Her halükarda, Moskova’nın bu hamlesinin ABD yönetimi üzerinde şimdilik beklenen etkiyi yaratmadığı açık. Beyaz Saray Sözcüsü Karoline Leavitt, Rusya'nın ateşkes teklifinin not edildiğini belirterek, "Başkan [Donald Trump], öncelikle kalıcı bir ateşkes istiyor. Kan dökülmesi ve ölümler sona ermeli," dedi. Leavitt ayrıca, "Başkan, her iki ülkenin liderlerinden de giderek artan bir hayal kırıklığı duyuyor," sözleriyle Trump’ın sabrının azaldığına işaret etti.

Bu durum, Trump'ın son dönemde daha çok Ukrayna lideri Volodimir Zelenskiy'e yönelttiği eleştirilerden farklı bir çizgiye işaret ediyor. Geçtiğimiz ay Trump yönetimi, Rusya ve Ukrayna'nın koşulsuz ve 30 günlük kapsamlı bir ateşkesi kabul etmesi için baskı yapmıştı. O süreçte Ukrayna teklifi kabul etmiş, Rusya ise reddetmişti.
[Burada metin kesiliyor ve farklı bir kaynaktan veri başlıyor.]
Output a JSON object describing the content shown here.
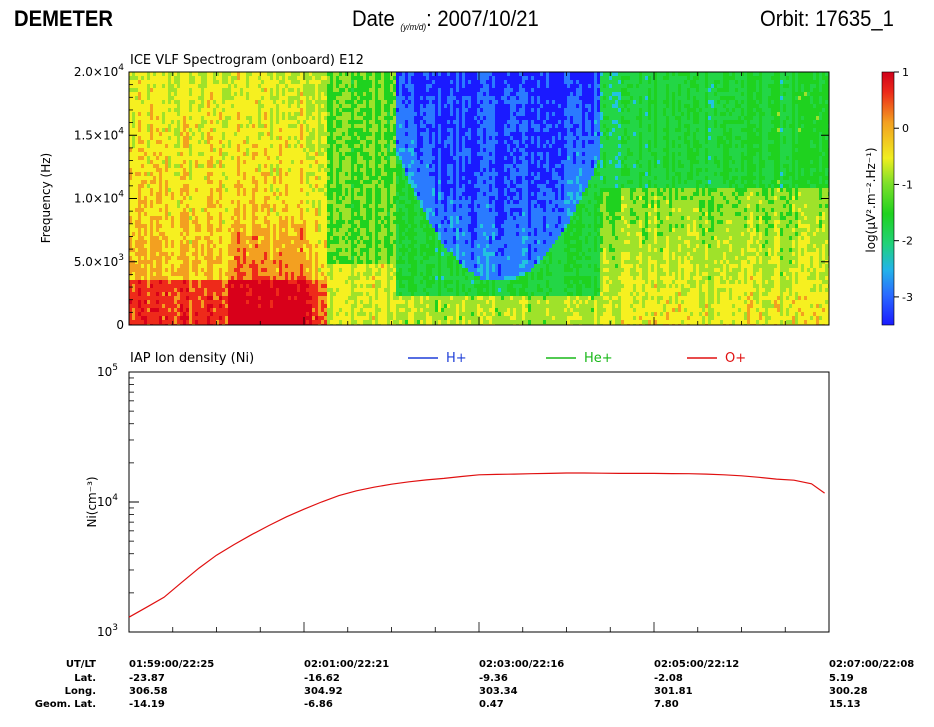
{
  "header": {
    "instrument": "DEMETER",
    "date_label": "Date",
    "date_format": "(y/m/d)",
    "date_sep": ":",
    "date_value": "2007/10/21",
    "orbit_label": "Orbit: 17635_1"
  },
  "chart_data": [
    {
      "type": "heatmap",
      "title": "ICE VLF Spectrogram (onboard) E12",
      "xlabel": "",
      "ylabel": "Frequency (Hz)",
      "ylim": [
        0,
        20000
      ],
      "yticks": [
        {
          "value": 0,
          "label": "0"
        },
        {
          "value": 5000,
          "label": "5.0",
          "exp": "3"
        },
        {
          "value": 10000,
          "label": "1.0",
          "exp": "4"
        },
        {
          "value": 15000,
          "label": "1.5",
          "exp": "4"
        },
        {
          "value": 20000,
          "label": "2.0",
          "exp": "4"
        }
      ],
      "colorbar": {
        "label": "log(μV².m⁻².Hz⁻¹)",
        "range": [
          -3.5,
          1
        ],
        "ticks": [
          "1",
          "0",
          "-1",
          "-2",
          "-3"
        ],
        "tick_values": [
          1,
          0,
          -1,
          -2,
          -3
        ],
        "colors": [
          "#1a1aff",
          "#2a7bff",
          "#22c3e0",
          "#23d646",
          "#1fd21f",
          "#9fe22a",
          "#f6f020",
          "#f3a020",
          "#ee2a1a",
          "#d8001a"
        ]
      },
      "description_regions": [
        {
          "x_start": 0.0,
          "x_end": 0.28,
          "pattern": "yellow-red"
        },
        {
          "x_start": 0.28,
          "x_end": 0.38,
          "pattern": "green"
        },
        {
          "x_start": 0.38,
          "x_end": 0.67,
          "pattern": "blue-upper-green-lower"
        },
        {
          "x_start": 0.67,
          "x_end": 1.0,
          "pattern": "green-cyan-upper-yellow-lower"
        }
      ]
    },
    {
      "type": "line",
      "title": "IAP Ion density (Ni)",
      "xlabel": "",
      "ylabel": "Ni(cm⁻³)",
      "yscale": "log",
      "ylim": [
        1000,
        100000
      ],
      "yticks": [
        {
          "value": 1000,
          "base": "10",
          "exp": "3"
        },
        {
          "value": 10000,
          "base": "10",
          "exp": "4"
        },
        {
          "value": 100000,
          "base": "10",
          "exp": "5"
        }
      ],
      "xlim": [
        0,
        8
      ],
      "x_unit": "minutes after 01:59:00",
      "legend_position": "top",
      "series": [
        {
          "name": "H+",
          "color": "#1f3fd8",
          "x": [],
          "values": []
        },
        {
          "name": "He+",
          "color": "#18b818",
          "x": [],
          "values": []
        },
        {
          "name": "O+",
          "color": "#e01010",
          "x": [
            0,
            0.2,
            0.4,
            0.6,
            0.8,
            1.0,
            1.2,
            1.4,
            1.6,
            1.8,
            2.0,
            2.2,
            2.4,
            2.6,
            2.8,
            3.0,
            3.2,
            3.4,
            3.6,
            3.8,
            4.0,
            4.2,
            4.4,
            4.6,
            4.8,
            5.0,
            5.2,
            5.4,
            5.6,
            5.8,
            6.0,
            6.2,
            6.4,
            6.6,
            6.8,
            7.0,
            7.2,
            7.4,
            7.6,
            7.8,
            7.95
          ],
          "values": [
            1300,
            1550,
            1850,
            2400,
            3100,
            3900,
            4700,
            5600,
            6600,
            7700,
            8800,
            10000,
            11200,
            12200,
            13000,
            13700,
            14300,
            14800,
            15200,
            15700,
            16200,
            16300,
            16400,
            16500,
            16600,
            16700,
            16700,
            16650,
            16600,
            16600,
            16600,
            16550,
            16500,
            16400,
            16200,
            15900,
            15500,
            15000,
            14700,
            13800,
            11700
          ]
        }
      ]
    }
  ],
  "xaxis_table": {
    "row_labels": [
      "UT/LT",
      "Lat.",
      "Long.",
      "Geom. Lat."
    ],
    "columns": [
      {
        "t": 0,
        "values": [
          "01:59:00/22:25",
          "-23.87",
          "306.58",
          "-14.19"
        ]
      },
      {
        "t": 2,
        "values": [
          "02:01:00/22:21",
          "-16.62",
          "304.92",
          "-6.86"
        ]
      },
      {
        "t": 4,
        "values": [
          "02:03:00/22:16",
          "-9.36",
          "303.34",
          "0.47"
        ]
      },
      {
        "t": 6,
        "values": [
          "02:05:00/22:12",
          "-2.08",
          "301.81",
          "7.80"
        ]
      },
      {
        "t": 8,
        "values": [
          "02:07:00/22:08",
          "5.19",
          "300.28",
          "15.13"
        ]
      }
    ]
  }
}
Şimdi ise Kremlin, sunduğu üç günlük ateşkes önerisini kullanarak Ukrayna’yı olumsuz gösterme çabasında. Rus parlamentosunun alt kanadı Duma'nın Başkanı Vyaçeslav Volodin, devlet televizyonuna yaptığı açıklamada, "Zelenskiy'nin başkanımızın ateşkes kararını desteklemesi şüpheli," diyerek Ukrayna yönetimine yönelik kuşkuların altını çizdi.

Sonuç olarak, yeni kısa süreli ateşkes ilanı, barış umutlarını güçlendirmekten çok, taraflar arasındaki güvensizliği daha da derinleştiren bir gelişme gibi görünüyor.